Within the 17 goals are a further 169 targets to operationalise the broad goals. Advocates point out that unlike the MDGs, SDGs are a product of wide consultation involving a working group with membership from 70 countries, alongside global thematic conversations and door-to-door surveys. If all goes according to plan, the attainment of these goals will herald the end of global poverty by 2030.

But things like this hardly go to plan. The goals are already being criticized for being too broad and it is not difficult to see why.   The unwieldy nature of the wording of these goals makes them difficult to understand, especially for those for whom they are created. It would appear that the need to achieve some form of global consensus for the goals have overshadowed the practical implications of the goals themselves. It is intriguing to see how the measuring of all 169 targets will go.

Concerns Already?

If the conference held in Addis Ababa in July on the financing of the SDGs is anything to go by, it is difficult to see what difference the transition or transposition of MDGs with SDGs will make any difference. This is because, even though the goals have increased, there was no commiserate commitment to increase funding for the SDGs. The best result from the conference was a mere ‘recommitment’ to the rather stale UN target for developed countries to spend 0.7 per cent of their GNI on aid, which was set more than 40 years ago.

 

IF Not MDGs or SDGs, Then What?

There is little controversy that the world has changed reasonably since the MDGs were first agreed upon in the year 2000. It would however be patronising to consider this change as drastic or to attribute it wholly to MDG programme. In the same vein, it would be mistaken for the developing world in particular, to put their hopes of ending poverty or development generally on the SDGs.

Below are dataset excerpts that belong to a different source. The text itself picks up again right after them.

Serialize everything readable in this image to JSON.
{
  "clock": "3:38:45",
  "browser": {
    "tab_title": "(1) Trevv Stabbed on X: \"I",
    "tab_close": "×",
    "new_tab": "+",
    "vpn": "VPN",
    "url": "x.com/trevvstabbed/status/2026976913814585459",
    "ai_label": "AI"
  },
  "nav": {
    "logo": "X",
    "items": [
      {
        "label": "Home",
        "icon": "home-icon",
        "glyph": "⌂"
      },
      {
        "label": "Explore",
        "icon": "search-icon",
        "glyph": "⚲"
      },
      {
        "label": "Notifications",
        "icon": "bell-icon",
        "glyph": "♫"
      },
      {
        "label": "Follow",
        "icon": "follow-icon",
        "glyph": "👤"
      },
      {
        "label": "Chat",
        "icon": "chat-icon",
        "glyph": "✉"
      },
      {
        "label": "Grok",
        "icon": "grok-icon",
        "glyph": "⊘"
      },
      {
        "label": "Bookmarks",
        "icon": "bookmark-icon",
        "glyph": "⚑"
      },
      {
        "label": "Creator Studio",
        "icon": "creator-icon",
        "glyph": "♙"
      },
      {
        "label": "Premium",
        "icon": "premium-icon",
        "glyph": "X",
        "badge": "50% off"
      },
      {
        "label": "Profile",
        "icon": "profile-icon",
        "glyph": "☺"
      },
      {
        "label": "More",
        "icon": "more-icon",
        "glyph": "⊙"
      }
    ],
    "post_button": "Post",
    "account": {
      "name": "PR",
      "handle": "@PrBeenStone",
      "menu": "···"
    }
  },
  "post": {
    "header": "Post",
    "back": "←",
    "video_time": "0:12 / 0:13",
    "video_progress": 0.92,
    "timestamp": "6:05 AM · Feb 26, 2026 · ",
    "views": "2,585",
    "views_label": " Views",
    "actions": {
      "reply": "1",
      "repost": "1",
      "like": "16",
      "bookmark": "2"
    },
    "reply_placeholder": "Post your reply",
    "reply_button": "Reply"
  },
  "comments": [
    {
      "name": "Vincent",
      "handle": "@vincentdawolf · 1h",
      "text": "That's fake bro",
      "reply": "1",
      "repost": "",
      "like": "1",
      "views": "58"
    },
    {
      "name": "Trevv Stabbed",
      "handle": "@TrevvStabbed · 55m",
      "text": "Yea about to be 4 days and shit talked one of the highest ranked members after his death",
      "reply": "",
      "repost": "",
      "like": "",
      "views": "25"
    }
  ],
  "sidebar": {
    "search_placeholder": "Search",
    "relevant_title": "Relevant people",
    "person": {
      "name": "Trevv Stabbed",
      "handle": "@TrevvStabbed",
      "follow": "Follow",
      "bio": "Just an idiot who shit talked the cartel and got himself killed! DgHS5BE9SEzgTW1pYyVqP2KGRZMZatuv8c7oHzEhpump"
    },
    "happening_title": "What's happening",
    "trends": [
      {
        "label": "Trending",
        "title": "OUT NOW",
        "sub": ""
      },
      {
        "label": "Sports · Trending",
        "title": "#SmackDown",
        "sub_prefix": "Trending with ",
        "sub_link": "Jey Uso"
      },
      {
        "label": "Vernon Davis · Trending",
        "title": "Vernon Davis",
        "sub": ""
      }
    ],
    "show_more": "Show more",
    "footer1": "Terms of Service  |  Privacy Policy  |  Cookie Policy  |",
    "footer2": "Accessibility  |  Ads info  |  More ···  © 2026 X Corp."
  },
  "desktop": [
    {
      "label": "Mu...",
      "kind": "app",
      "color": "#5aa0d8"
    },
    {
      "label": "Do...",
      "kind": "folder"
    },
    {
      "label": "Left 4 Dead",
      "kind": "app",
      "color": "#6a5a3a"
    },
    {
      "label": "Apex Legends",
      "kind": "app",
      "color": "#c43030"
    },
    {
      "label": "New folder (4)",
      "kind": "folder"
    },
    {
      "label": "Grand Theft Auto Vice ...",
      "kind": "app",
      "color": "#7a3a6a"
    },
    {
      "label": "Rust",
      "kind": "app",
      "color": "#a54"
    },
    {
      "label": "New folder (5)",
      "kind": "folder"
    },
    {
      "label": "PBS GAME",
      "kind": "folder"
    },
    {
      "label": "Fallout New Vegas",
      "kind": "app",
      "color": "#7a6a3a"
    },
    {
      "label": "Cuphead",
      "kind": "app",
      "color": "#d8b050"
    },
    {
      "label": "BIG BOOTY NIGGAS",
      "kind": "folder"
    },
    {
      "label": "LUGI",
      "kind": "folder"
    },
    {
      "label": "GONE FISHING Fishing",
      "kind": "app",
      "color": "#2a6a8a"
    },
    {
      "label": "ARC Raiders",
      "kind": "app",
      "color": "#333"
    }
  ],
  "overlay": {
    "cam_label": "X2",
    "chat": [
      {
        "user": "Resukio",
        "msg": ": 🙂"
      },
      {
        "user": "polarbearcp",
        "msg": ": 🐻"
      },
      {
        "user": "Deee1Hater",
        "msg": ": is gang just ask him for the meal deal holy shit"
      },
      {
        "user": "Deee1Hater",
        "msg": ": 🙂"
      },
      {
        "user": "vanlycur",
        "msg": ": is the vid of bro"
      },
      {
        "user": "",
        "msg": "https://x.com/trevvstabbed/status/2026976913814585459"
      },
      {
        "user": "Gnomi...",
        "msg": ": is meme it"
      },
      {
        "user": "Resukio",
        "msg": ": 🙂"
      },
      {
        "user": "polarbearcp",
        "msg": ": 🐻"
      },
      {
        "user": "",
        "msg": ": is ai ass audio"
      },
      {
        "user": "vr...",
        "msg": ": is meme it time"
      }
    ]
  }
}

There are many global issues that need to be addressed side-by-side the pursuance of SDG goals. It is no news that climate change affects the poor more than anyone else, so events in Paris in the next couple of weeks, in terms of candid commitments by western countries at the climate change conference will prove pivotal.

The injustice of the world trading system under the WTO to developing countries continues and the lacklustre commitment at the global level to fight tax evasion and transnational corruption are just a few of the issues which will continue to significantly impact development.

Without resolving these, no Porsche-sounding three letter words will really end global poverty and lead to sustainable development. Developing countries must avoid the temptation of being carried away by flamboyant global initiatives and understand where their priorities should lie.